The fire snatched at the fabric hungrily, set it alight, and quickly leapt up the wall until the flames were licking the living room ceiling. Harry ripped the oxygen tubes from his nose, hurried to the kitchen and filled a pot with water. He threw it at the curtains and went back for more, but by then the carpet was ablaze, and Harry knew he couldn’t put it out on his own. He left the kitchen faucet running, escaped out the back of the house, and scuttled across the street as fast as his frail legs could carry him. Just as his arm was raised to knock on his neighbor’s door, the oxygen tank in the living room exploded. The windows shattered outward, and shards of glass rained down upon the empty sidewalks of Maple Street.
Two years later, the story continues.

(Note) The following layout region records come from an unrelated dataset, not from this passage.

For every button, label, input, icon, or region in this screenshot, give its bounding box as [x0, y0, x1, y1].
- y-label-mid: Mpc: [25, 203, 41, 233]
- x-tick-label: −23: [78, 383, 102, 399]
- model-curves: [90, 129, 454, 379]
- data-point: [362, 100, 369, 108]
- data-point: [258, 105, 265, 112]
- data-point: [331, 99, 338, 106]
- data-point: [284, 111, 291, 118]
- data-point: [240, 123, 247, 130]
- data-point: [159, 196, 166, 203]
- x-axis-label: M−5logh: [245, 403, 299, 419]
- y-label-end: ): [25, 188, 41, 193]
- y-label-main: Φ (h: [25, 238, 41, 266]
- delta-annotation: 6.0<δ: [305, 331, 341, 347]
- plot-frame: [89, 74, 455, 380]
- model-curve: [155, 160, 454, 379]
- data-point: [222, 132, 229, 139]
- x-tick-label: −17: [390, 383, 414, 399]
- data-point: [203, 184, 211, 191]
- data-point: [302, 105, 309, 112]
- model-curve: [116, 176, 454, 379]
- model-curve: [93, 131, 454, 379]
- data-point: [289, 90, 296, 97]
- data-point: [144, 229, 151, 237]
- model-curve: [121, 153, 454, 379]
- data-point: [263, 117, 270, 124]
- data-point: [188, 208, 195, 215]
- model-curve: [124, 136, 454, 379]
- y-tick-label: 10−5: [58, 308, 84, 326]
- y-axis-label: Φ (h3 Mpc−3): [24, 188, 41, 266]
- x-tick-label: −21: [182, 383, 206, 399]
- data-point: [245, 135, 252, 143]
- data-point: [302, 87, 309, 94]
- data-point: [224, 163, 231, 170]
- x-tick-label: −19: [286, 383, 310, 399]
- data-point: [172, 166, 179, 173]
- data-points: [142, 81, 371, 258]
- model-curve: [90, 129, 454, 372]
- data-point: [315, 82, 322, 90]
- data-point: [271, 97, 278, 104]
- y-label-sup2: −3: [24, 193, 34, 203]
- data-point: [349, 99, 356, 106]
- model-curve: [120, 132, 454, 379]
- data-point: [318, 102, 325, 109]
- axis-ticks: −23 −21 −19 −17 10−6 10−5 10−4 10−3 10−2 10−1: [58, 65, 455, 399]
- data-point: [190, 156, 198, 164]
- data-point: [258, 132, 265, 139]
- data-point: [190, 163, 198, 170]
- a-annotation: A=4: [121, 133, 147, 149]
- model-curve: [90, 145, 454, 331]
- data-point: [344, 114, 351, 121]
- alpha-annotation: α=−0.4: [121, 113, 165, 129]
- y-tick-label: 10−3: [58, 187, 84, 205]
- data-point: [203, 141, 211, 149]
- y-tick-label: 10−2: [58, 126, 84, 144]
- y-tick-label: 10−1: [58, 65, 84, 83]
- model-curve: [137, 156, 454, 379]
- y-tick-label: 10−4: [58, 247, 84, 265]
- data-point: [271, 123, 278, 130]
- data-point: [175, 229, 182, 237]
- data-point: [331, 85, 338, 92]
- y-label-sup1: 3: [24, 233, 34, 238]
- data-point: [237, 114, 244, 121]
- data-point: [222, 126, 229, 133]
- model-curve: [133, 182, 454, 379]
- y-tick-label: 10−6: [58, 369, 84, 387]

I was cautiously driving my wounded vehicle down from Harts Pass in the North Cascades, hoping I could get the motor mounts repaired quickly so I could head to Anaconda and look for a house to purchase. I reached the town of Twisp on a Sunday afternoon, and all the auto repair shops were predictably closed. With a lopsided engine and an inability to shift into reverse gear, I didn’t know where I could set up camp for the night without getting stuck. Thankfully, the police escorted me to an empty riverside lot on the outskirts of town and promised not to evict me like they normally do to campers and revelers.
In the morning, my spirits steadily sank as I learned that most mechanics in town were completely booked until the following week! I was going to have to give up on house-hunting in Montana, and the delay also threatened to jeopardize my journey to the Burning Man Festival in Nevada. But an auto shop owner that looked suspiciously like Santa Claus gave me the best present of all, which was to phone a tardy customer, cancel their appointment, and put me in their place. I was out the door by noon, only 180 dollars poorer, and back on schedule.